4. Total Watch Time by Region and User

Next, we calculate the total watch time for each user in each region.

  • Group the data by region and user_id.
  • Sum up the watch time in minutes for all sessions.
TotalWatchTime AS (
    SELECT
        region,
        user_id,
        SUM(watch_time_minutes) AS total_watch_time_minutes
    FROM WatchTimeWithRegion
    GROUP BY region, user_id
)

6. Retrieve Top 5 Users per Region

Finally, we extract the top 5 users with the highest watch times in each region.

  • Filter the ranked data to include only users with ranks 1 through 5.
  • Sort the results by region and descending total_watch_time_minutes.
SELECT
    region AS Region,
    user_id AS UserID,
    total_watch_time_minutes AS TotalWatchTimeMinutes
FROM RankedWatchTime
WHERE rank <= 5
ORDER BY region ASC, total_watch_time_minutes DESC;

Full Query

The full query integrates all the steps outlined above, with the aim to retrieve the top 5 users by total watch time in each region. You can find the full SQL code in the main final-query.

The logic involves the following key steps:

  1. LivestreamWatchTime: This table captures each user's entry and exit time for livestreams.
  2. UserRegion: Maps users to their regions based on entry times, and calculates the next region entry to handle overlapping sessions.
  3. WatchTimeWithRegion: Combines the watch time data with regions to calculate total minutes watched by each user in each region.
  4. TotalWatchTime: Aggregates the total watch time for each user per region.
  5. RankedWatchTime: Ranks users within each region based on their total watch time in descending order.
  6. Final Output: Filters the top 5 ranked users per region and outputs their details.

Expected Output

The query produces a table with the following columns:

  • Region: The region where the user accessed the livestream.
  • UserID: The unique identifier for the user.
  • TotalWatchTimeMinutes: The total watch time (in minutes) for the user in the region.

You can then use the results to identify the top users per region, which is useful for targeting specific regions or rewarding high-engagement users.

Use Case

This query is designed for analysis in live streaming platforms or applications that track user interactions across different regions.

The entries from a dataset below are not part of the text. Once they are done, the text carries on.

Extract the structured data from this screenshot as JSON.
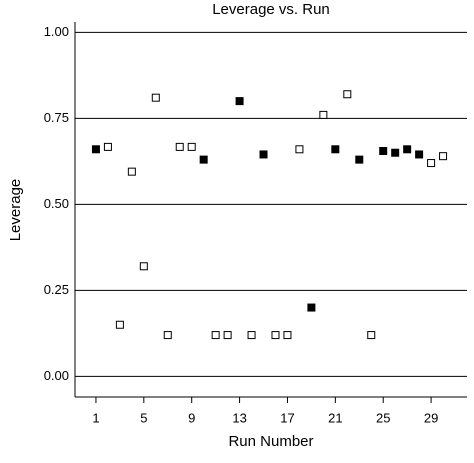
{
  "chart_data": {
    "type": "scatter",
    "title": "Leverage vs. Run",
    "x_label": "Run Number",
    "y_label": "Leverage",
    "xlim": [
      -0.75,
      32
    ],
    "xticks": [
      1,
      5,
      9,
      13,
      17,
      21,
      25,
      29
    ],
    "ylim": [
      -0.06,
      1.03
    ],
    "yticks": [
      {
        "value": 0,
        "label": "0.00"
      },
      {
        "value": 0.25,
        "label": "0.25"
      },
      {
        "value": 0.5,
        "label": "0.50"
      },
      {
        "value": 0.75,
        "label": "0.75"
      },
      {
        "value": 1,
        "label": "1.00"
      }
    ],
    "grid": true,
    "series": [
      {
        "marker": "filled",
        "color": "#000000",
        "x": [
          1,
          10,
          13,
          15,
          19,
          21,
          23,
          25,
          26,
          27,
          28
        ],
        "values": [
          0.66,
          0.63,
          0.8,
          0.645,
          0.2,
          0.66,
          0.63,
          0.655,
          0.65,
          0.66,
          0.645
        ]
      },
      {
        "marker": "open",
        "color": "#000000",
        "x": [
          2,
          3,
          4,
          5,
          6,
          7,
          8,
          9,
          11,
          12,
          14,
          16,
          17,
          18,
          20,
          22,
          24,
          29,
          30
        ],
        "values": [
          0.667,
          0.15,
          0.595,
          0.32,
          0.81,
          0.12,
          0.667,
          0.667,
          0.12,
          0.12,
          0.12,
          0.12,
          0.12,
          0.66,
          0.76,
          0.82,
          0.12,
          0.62,
          0.64
        ]
      }
    ]
  }
}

It helps:

  • Identify the most engaged users in each region.
  • Tailor content, advertisements, or rewards to specific regions with high user engagement.
  • Optimize livestream strategies by focusing on regions or users that contribute the most watch time.

Conclusion

This project provides valuable insights into user behavior during livestream events, specifically by identifying the top users in each region based on their total watch time. The query can be customized further to meet your specific needs, such as adjusting the number of top users or including additional user metadata.